SOLIDARITÉ Le gouvernement veut faire travailler les Français deux années de plus. Une mesure de régression sociale pour les actifs d’aujourd’hui, qui aura en plus des effets délétères sur l’ensemble de la société, en termes de liens intergénérationnels et d’entraide.

Publié le
Vendredi 13 Janvier 2023
Getty Images / Xi Xing Xin
 

«Comment ferait- on sans eux? » Cette réflexion, c’est celle de parents qui partent sereinement travailler en déposant leurs enfants chez les grands-parents ; ou celle de ces personnes âgées, dépendantes ou isolées, qui bénéficient des visites régulières de leurs proches, libérés des contraintes du monde du travail. Vingt-trois millions d’heures de garde hebdomadaire sont assurées par les grands-parents pour leurs petits-enfants, soit l’équivalent de 650 000 emplois à temps plein, selon une étude de Silver Valley, réseau spécialisé dans l’économie des personnes âgées. La moitié des aidants familiaux auraient aussi plus de 60 ans. La crise sanitaire a mis en lumière le rôle essentiel de cette tranche d’âge au sein des associations de solidarité. Ainsi, nombre de distributions alimentaires ont dû fermer, au plus mauvais moment, faute de bénévoles (réputés fragiles et donc confinés) pour distribuer les colis…

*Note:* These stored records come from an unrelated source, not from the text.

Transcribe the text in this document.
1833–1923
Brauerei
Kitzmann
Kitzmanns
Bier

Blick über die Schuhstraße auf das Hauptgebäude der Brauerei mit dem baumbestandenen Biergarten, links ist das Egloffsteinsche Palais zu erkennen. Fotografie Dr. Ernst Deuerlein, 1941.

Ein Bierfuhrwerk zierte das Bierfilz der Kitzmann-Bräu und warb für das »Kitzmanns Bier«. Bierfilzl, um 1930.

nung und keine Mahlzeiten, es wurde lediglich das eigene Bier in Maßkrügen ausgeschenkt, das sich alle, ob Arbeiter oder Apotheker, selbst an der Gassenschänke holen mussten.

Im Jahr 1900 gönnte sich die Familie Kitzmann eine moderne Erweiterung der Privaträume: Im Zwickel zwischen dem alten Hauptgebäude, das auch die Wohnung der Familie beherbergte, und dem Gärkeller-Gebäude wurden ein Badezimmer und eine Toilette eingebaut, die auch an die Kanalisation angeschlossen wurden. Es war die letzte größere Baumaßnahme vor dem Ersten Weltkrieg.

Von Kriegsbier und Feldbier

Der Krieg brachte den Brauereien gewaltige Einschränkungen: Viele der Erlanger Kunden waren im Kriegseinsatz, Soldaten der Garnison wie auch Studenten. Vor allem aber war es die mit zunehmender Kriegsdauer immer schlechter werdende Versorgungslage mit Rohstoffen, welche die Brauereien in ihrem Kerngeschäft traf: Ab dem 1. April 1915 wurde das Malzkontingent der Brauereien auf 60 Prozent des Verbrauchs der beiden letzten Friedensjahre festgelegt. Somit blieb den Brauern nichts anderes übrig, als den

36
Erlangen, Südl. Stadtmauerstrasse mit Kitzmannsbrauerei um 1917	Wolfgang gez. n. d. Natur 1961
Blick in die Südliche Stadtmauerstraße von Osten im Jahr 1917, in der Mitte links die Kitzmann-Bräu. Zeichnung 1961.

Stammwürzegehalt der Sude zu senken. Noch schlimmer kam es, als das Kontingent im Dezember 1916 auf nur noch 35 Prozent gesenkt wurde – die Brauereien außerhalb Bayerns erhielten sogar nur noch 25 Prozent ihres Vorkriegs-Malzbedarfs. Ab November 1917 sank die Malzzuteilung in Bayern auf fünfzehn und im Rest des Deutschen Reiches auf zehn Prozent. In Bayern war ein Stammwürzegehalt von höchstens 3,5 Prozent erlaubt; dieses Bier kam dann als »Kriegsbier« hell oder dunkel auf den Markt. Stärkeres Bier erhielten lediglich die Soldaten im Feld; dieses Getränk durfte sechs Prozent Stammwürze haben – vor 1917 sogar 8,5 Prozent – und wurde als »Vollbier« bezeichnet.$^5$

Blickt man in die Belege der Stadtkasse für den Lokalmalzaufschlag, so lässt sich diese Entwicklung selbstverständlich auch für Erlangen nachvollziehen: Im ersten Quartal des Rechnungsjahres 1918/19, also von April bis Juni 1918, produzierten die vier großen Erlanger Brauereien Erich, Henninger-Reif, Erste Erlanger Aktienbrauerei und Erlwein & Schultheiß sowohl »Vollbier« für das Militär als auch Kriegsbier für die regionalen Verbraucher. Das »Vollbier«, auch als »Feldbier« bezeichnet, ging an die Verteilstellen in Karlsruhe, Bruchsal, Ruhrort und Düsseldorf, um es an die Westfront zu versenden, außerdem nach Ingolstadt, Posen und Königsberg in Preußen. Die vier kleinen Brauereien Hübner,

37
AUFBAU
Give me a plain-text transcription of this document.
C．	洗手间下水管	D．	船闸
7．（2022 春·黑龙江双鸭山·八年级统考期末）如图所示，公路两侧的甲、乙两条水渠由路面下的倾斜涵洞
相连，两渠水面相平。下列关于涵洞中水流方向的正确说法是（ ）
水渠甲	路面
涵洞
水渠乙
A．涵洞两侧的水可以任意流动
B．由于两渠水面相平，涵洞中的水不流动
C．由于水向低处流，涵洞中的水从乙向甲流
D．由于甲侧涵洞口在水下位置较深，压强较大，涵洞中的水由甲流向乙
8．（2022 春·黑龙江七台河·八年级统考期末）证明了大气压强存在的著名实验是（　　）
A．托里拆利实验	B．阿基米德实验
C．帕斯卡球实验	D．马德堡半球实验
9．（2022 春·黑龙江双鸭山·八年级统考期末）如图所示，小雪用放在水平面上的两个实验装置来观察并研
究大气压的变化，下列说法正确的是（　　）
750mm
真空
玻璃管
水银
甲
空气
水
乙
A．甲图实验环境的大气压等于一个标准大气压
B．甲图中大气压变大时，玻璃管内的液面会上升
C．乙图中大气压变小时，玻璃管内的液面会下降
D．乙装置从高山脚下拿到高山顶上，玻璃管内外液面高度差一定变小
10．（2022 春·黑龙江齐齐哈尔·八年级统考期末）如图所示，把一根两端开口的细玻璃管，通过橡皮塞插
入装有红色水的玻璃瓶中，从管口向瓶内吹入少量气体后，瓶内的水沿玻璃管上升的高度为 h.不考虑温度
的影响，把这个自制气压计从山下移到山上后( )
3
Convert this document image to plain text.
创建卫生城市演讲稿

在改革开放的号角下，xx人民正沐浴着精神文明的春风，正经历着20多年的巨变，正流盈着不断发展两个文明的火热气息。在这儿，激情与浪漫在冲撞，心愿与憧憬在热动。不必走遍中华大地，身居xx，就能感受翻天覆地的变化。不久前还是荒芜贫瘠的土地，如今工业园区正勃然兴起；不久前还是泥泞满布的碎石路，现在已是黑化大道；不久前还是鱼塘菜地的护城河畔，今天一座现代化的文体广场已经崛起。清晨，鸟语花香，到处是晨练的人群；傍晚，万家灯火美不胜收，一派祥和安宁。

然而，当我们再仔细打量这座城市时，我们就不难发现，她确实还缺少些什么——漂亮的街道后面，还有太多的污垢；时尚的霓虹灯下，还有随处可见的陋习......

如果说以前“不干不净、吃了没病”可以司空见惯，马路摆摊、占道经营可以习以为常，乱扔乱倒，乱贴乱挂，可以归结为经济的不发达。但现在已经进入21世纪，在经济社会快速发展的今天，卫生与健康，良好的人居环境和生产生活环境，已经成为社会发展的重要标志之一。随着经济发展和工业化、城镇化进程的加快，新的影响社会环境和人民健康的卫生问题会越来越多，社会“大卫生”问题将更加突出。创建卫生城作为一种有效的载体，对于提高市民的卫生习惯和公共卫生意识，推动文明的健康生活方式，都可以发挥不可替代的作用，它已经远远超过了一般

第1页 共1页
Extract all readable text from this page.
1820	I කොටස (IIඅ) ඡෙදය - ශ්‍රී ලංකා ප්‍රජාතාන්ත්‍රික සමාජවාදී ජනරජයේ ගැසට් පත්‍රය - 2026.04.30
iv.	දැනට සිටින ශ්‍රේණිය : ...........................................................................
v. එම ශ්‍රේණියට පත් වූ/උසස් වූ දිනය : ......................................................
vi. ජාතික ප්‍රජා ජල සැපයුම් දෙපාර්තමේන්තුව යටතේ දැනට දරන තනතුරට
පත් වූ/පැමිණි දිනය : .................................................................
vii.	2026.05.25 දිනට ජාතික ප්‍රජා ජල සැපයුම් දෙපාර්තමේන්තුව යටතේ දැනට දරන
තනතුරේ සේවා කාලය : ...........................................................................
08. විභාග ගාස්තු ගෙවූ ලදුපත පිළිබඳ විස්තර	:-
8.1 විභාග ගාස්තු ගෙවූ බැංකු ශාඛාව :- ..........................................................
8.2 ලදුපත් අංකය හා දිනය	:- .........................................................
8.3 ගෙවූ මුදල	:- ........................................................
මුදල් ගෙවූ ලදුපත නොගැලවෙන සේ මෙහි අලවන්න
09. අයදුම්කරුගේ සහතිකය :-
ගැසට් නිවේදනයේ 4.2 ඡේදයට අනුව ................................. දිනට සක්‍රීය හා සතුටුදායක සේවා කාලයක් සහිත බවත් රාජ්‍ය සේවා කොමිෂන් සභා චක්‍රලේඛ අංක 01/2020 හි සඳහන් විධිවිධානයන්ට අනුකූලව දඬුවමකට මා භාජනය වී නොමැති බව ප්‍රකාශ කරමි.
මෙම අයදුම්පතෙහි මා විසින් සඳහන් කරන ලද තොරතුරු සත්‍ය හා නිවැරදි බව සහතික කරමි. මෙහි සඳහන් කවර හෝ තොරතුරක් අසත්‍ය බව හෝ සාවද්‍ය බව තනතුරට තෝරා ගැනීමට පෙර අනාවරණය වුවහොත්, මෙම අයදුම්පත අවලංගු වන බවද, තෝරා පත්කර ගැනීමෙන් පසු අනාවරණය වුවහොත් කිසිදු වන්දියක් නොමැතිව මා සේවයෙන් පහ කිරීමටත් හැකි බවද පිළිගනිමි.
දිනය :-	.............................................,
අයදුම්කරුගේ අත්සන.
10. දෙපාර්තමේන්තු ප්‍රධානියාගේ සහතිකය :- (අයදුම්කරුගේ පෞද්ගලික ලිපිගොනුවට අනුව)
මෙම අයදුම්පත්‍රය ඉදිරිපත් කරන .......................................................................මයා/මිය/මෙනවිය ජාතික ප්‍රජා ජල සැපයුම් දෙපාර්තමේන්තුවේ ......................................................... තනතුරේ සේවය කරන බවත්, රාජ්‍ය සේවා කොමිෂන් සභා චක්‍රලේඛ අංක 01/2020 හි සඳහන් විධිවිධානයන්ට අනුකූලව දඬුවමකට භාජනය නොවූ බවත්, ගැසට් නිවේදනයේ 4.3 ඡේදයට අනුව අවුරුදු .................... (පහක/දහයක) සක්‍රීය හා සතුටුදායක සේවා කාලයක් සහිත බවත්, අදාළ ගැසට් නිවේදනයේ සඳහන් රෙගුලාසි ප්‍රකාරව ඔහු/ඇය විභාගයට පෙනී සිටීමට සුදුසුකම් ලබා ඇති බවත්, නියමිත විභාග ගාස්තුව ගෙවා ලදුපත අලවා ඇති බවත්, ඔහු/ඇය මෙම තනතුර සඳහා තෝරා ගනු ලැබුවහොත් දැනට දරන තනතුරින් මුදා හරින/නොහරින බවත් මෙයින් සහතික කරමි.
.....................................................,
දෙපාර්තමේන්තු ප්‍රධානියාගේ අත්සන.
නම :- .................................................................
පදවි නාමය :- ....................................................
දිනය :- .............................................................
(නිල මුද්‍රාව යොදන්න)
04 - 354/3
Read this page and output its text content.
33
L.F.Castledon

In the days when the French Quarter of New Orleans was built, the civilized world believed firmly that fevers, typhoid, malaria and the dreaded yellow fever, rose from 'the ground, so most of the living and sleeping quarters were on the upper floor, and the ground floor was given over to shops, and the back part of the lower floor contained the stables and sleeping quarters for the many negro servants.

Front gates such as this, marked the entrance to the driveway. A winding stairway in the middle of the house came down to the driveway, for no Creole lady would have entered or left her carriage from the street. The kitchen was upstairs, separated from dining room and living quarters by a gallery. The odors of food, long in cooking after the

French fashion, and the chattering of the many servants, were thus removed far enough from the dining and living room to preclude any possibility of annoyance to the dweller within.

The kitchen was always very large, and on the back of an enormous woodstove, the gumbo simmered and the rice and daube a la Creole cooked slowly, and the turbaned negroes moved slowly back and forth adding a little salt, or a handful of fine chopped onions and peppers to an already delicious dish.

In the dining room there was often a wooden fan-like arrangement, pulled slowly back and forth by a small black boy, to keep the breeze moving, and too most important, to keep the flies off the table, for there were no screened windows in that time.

Pas moins de 42 % des 55-65 ans, nouveaux retraités ou sans emploi, œuvrent dans au moins une association, contre 30 % des actifs et des étudiants. Essentiels aussi pour la démocratie, les retraités représentent plus de la moitié des maires de France et 30 % des nouveaux édiles. Si on recule l’âge de cessation d’activité professionnelle, « on va se retrouver avec des gens moins disponibles pour tout, et ça pourrait avoir un effet sur la vie politique locale », alertait récemment Loïc Trabut, chercheur à l’Institut national d’études démographiques, sur France info. Nombre d’activités non marchandes, pourtant indispensables au fonctionnement de la société, pourraient être lourdement impactées par le projet de réforme des retraites.

N’oublions pas que l’espérance de vie en bonne santé des ouvriers reste inférieure de dix ans à celle des cadres. Par ailleurs, c’est dans les premières années que l’on profite pleinement de sa retraite avec sa famille, pour soi, bien sûr, mais aussi en effectuant des activités d’utilité publique. Le gouvernement veut faire travailler les Français deux années de plus: les classes populaires pourraient se voir amputées sérieusement de cette « seconde vie ». Témoignages de ces retraités si utiles à la collectivité.

« Je suis passé d’exécutant à directeur de camping »

DENIS CAMPHIN62 ans, Lille

Ancien technicien d’intervention à EDF, Denis Camphin a commencé à travailler avant 18 ans. Il a ainsi pu partir à la retraite à 55 ans, voilà maintenant huit ans. « On travaillait le plus souvent à l’extérieur, à genoux ou dans des positions délicates, pour effectuer les branchements et j’ai trimballé chaque jour pendant plus de trente ans une sacoche à outils de plus de 10 kilos sur l’épaule. Aujourd’hui, j’ai des problèmes aux articulations et une épaule très endommagée: mon médecin a tout de suite fait le lien avec mon ancien métier… »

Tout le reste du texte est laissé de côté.